The transportation authority’s short-term plan to secure the tracks is to pile up more riprap to hold back the waves and drive giant stakes, called soil nails, into the bedrock to try to stabilize the slope. 

“This is clearly some type of interim solution,” Johnson said. “The question is: Is it, you know, measured in years or decades?” 

It’s not just the railroad tracks that are threatened. Some of the homes above the tracks have already been deemed uninhabitable.

But this shoreline wasn’t always so vulnerable. There used to be a wide beach here between the train tracks and the ocean.

“They had volleyball courts, there were showers,” said Debbie Sheldrake, who’s been surfing off this coast for 30 years. “None of that is there anymore, it’s all gone.”

Sand helps buffer the coast from storms, like a referee keeping the sometimes wild Pacific Ocean at arm’s length — or beach’s length. It keeps the waves from digging into the base of coastal bluffs.

So what happened to all that sand? The ocean has been sucking up sand faster than it can be replaced, according to Brett Sanders, a professor of civil and environmental engineering at the University of California, Irvine. Besides storm surges and sea-level rise, there’s also an inland side to the problem, he said.

“We’ve kind of been slowly starving our coasts of the sediment supply that it needs to be healthy and resilient,” Sanders said.
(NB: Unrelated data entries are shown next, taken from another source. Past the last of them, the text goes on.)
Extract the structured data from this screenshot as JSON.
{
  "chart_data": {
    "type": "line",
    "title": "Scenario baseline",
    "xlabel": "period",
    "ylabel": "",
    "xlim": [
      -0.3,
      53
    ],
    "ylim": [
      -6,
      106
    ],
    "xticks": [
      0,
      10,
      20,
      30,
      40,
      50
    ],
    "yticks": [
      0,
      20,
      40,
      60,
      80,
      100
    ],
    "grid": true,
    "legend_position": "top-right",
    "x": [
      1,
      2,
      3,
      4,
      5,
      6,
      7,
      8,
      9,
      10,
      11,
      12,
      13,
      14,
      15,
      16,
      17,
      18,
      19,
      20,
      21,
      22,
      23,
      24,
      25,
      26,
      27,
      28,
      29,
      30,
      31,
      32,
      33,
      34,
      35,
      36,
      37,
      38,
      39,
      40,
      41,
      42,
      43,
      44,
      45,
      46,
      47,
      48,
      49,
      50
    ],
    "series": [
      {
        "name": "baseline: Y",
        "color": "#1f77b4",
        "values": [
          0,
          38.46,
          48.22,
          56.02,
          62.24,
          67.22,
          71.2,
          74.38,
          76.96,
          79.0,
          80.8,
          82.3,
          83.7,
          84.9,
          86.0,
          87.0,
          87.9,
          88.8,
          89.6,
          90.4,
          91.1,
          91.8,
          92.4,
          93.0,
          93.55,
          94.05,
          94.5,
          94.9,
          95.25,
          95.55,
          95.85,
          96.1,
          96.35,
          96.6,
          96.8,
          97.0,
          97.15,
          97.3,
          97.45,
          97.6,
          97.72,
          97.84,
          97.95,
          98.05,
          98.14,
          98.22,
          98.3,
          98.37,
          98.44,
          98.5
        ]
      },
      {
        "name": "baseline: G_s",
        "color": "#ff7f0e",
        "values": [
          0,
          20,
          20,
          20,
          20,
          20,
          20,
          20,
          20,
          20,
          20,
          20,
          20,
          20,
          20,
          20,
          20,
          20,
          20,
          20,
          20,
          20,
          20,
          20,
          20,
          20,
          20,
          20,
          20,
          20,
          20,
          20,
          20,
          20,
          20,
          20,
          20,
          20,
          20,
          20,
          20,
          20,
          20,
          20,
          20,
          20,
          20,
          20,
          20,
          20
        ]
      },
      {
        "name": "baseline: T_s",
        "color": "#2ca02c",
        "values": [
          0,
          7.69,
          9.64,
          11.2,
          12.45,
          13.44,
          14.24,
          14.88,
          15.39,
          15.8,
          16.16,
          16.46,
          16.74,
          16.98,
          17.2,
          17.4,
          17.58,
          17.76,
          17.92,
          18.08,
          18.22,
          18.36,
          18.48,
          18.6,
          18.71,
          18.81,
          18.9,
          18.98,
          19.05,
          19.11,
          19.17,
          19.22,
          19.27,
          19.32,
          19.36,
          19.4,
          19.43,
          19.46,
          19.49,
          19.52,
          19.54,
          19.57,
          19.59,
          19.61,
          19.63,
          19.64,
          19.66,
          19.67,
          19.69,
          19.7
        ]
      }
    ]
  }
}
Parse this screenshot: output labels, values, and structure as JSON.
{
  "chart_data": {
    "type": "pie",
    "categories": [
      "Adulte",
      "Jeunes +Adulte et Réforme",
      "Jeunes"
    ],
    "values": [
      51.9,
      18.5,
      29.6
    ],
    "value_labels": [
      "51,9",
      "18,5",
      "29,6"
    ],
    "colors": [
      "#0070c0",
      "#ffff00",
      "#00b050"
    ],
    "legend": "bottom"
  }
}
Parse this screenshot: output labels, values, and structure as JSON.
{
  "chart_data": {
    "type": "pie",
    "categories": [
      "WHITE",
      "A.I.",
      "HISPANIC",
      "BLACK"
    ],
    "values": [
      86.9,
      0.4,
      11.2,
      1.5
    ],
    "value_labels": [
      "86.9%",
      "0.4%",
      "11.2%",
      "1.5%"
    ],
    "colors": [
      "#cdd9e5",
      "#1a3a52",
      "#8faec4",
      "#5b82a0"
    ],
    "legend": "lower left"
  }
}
In this aerial view, train tracks follow along a coastline now devoid of all sand, near the exclusive Cyprus Shore residential community in San Clemente, California, on October 12, 2022.
In this aerial view, train tracks follow along a coastline now devoid of all sand in San Clemente, California, on Oct. 12. (Robyn Beck/AFP via Getty Images)

For one thing, concrete and landscaping trap sediment that otherwise can be washed out to the ocean and become sand. And then there’s California’s ongoing drought.

“Because of our drought, we haven’t had storms, big storms washing sediment to the coast at the rate we have in the past,” Sanders said. 

The state and federal government have replenished beach sand in other parts of California over the years. San Clemente’s main beach is scheduled to get a load of sand next fall — 250,000 cubic yards at a cost of $15.1 million.

San Clemente Mayor Pro Tem Chris Duncan wants more solutions like this to protect the town’s vulnerable coastline. If the beach disappears, he said, so does the town’s whole reason for being.

“The identity of the town and the economy of the town are completely and totally tied to the beach,” Duncan said. “It’s part of the heart and soul of people who live in San Clemente.”

The train does bring tourists to the town, Duncan said, and some San Clemente residents use it to commute to Los Angeles and elsewhere. But without a long-term plan to protect the coast, he doesn’t see how the tracks are any match for Mother Nature.